Ufba transforma óleo de cozinha usado em combustível

Reciclagem do material dá origem ainda à glicerina, matéria-prima para sabão e sabonetes, veja onde descartar

((foto: Pedro Ribas / Fotos Públicas))

As sobras do óleo de cozinha que a costureira Sheila Alves Lopes, 61 anos, costuma destinar ao ralo da pia da casa onde mora, no bairro Boca do Rio, poderiam ser coletadas, recicladas e originar novos produtos, como detergente, sabão e até mesmo biodiesel – uma fonte de energia limpa e barata em comparação aos combustíveis fósseis. “Vi na TV que é possível descartar, mas nunca soube de um lugar em Salvador que recolhesse esse tipo de material”, justifica.

Uma vez descartado no meio ambiente, o óleo de cozinha libera substâncias que podem contaminar a água e o solo. Por essa razão, o ideal é colocá-lo em uma garrafa plástica ou de vidro e procurar um ponto de entrega. Uma pessoa chega a consumir dois litros de óleo por ano no mundo. Cada litro desse material despejado na rede de esgoto pode afetar aproximadamente um milhão de litros de água, segundo o professor e coordenador de doutorado em energia e ambiente, da Universidade Federal da Bahia (UFBA), Ednildo Andrade Torres.

Na Ufba, Torres coordena um projeto chamado “Biodiesel”, que transforma o óleo de cozinha usado nessa fonte energética menos nociva. “Transformamos o que era um problema, em solução”, destaca o especialista.
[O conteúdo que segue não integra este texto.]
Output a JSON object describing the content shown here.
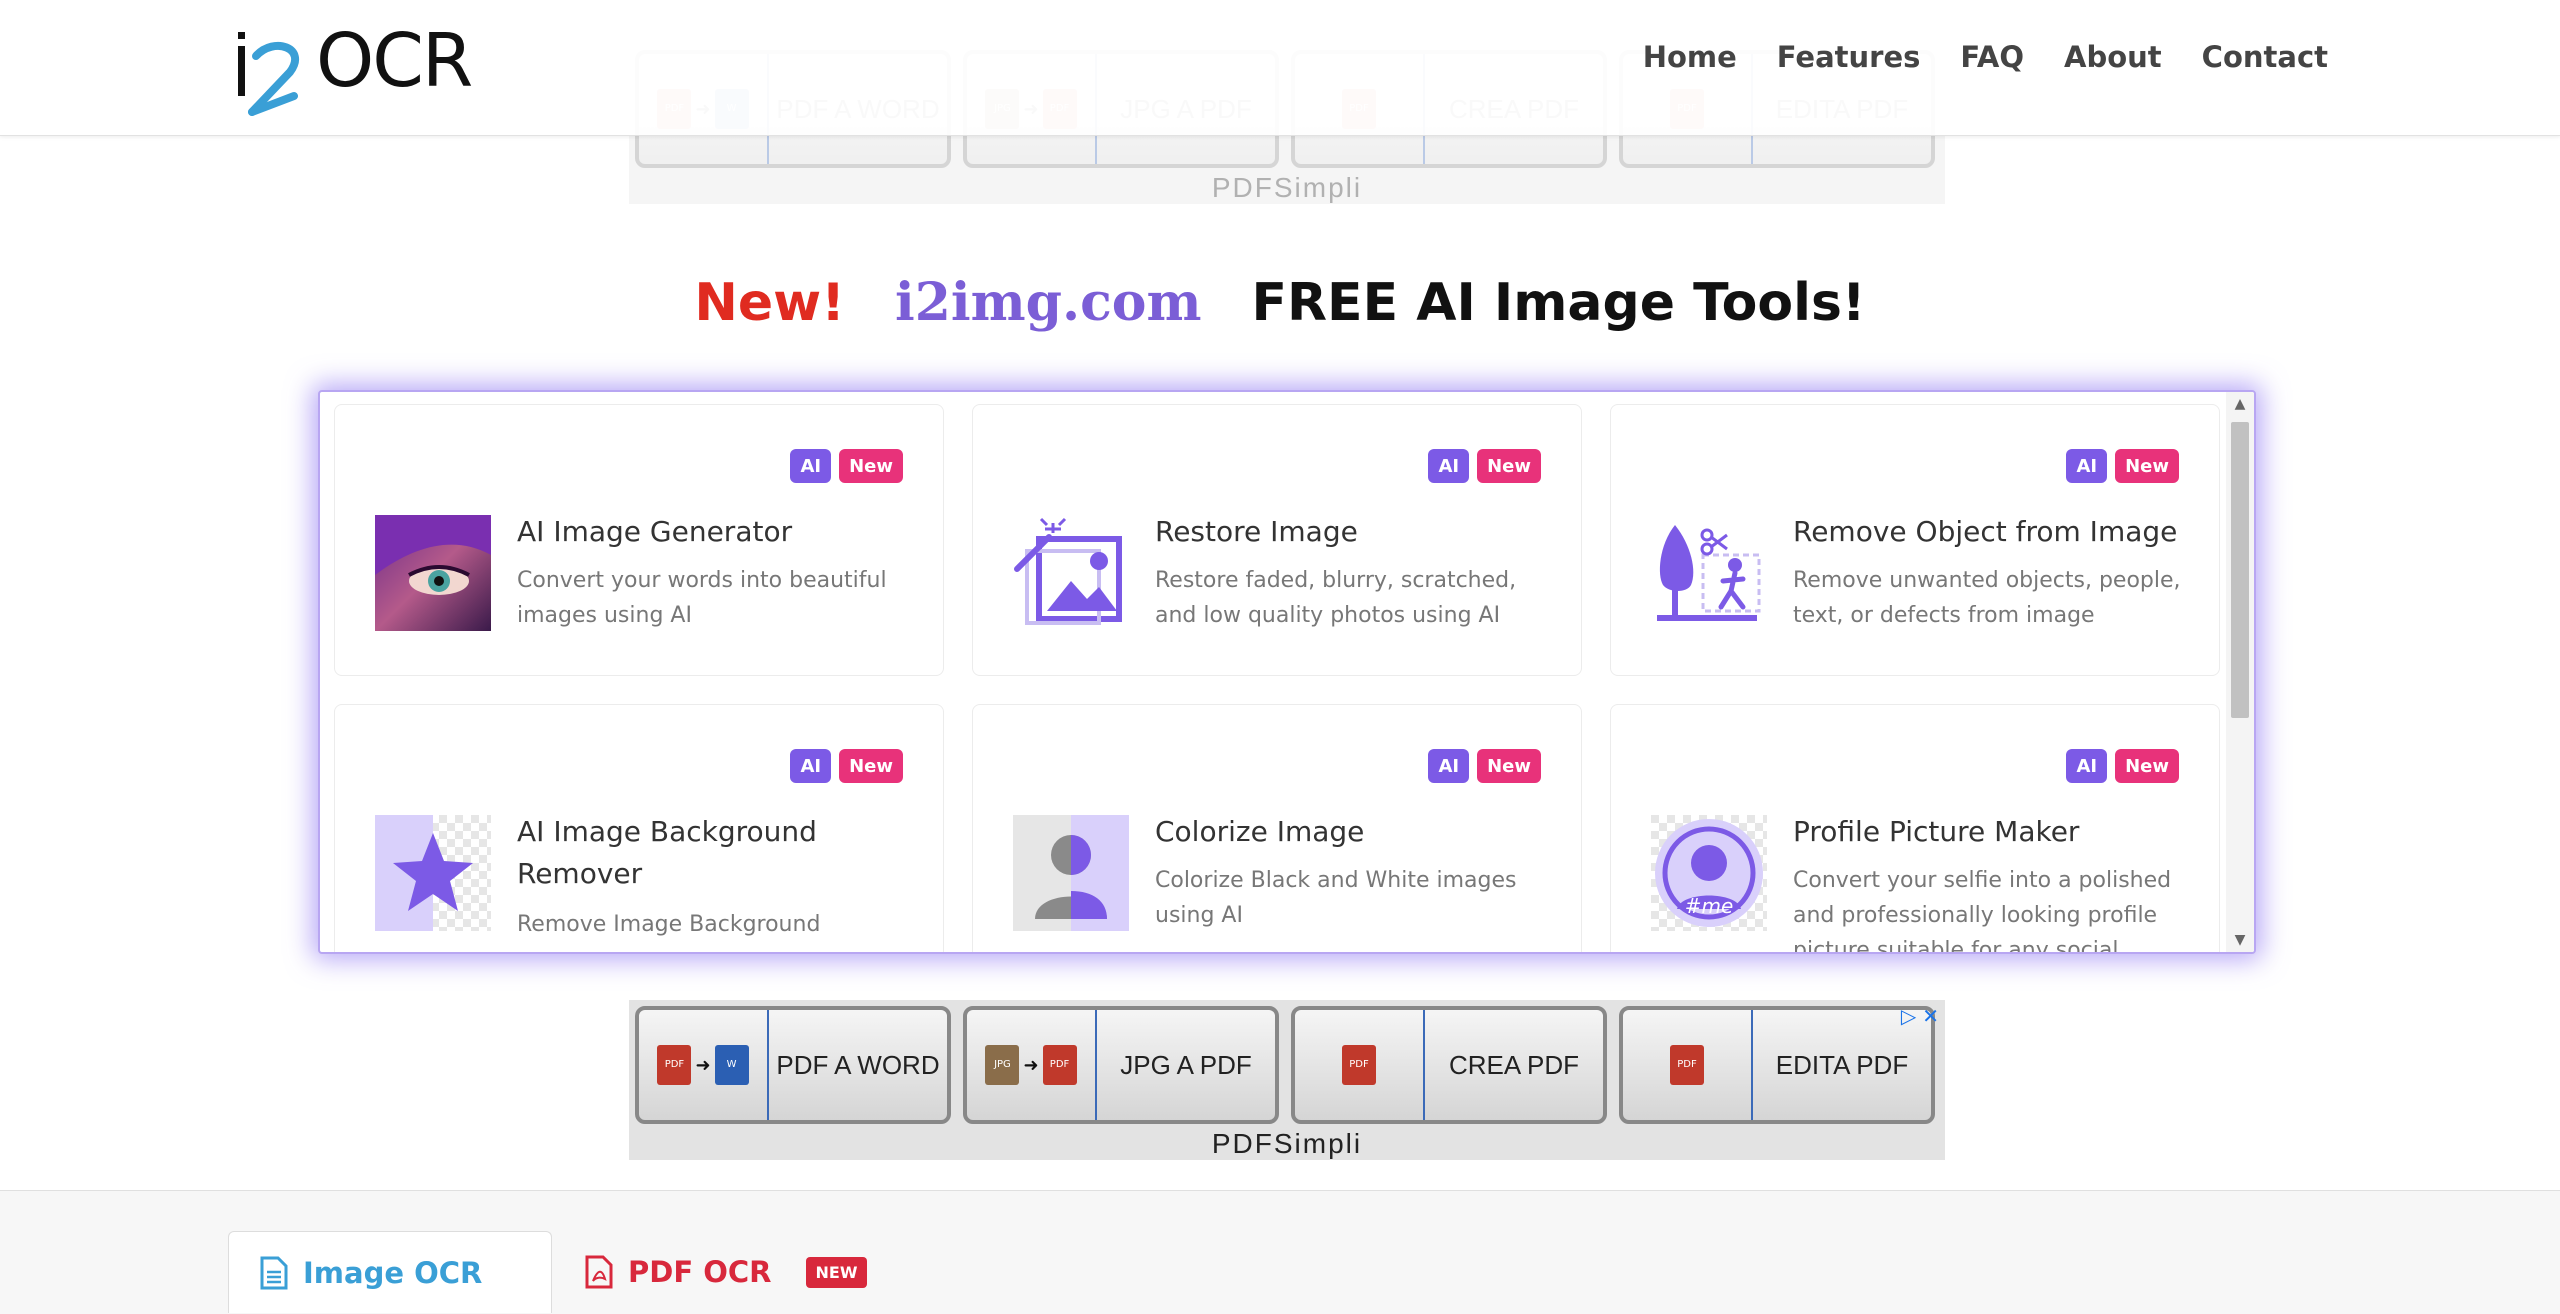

Utilizado em veículos de grande porte (como caminhões e ônibus), o diesel convencional prejudica de forma significativa o meio ambiente por ser poluente. Além disso, sofre constantes reajustes de parte do governo, uma das principais razões da greve dos caminhoneiros.

O processo que transforma o óleo de cozinha em combustível leva de seis a oito horas e passa por diversas etapas. Funciona assim: primeiramente, o óleo é filtrado, para não ter impurezas; depois é passado pelo reator, onde é feita a mistura com “alcoolato” (álcool mais catalizador), e por último, o material vai para o decantador, onde é separado o biodiesel da glicerina – subproduto que é usado na produção de sabão, sabonete e detergente.

Recolhimento

O óleo de cozinha utilizado no processo é recolhido pela Universidade em mais de 20 empresas parceiras, além de pessoas físicas que levam pessoalmente o produto para a sede do projeto, na Unidade Politécnica da UFBA, que fica no bairro Federação. Há cerca de dois anos, a instituição também instalou pontos de coleta na Superintendência de Meio Ambiente e Infraestrutura (campus de Ondina); nas proximidades da Reitoria (campus do Canela); no Restaurante Universitário (Praça das Artes, em Ondina); no campus de São Lázaro; na região da Escola de Administração e Faculdade de Educação (Vale do Canela); e entre o Instituto de Ciências da Saúde e o anexo da Faculdade de Medicina (Vale do Canela).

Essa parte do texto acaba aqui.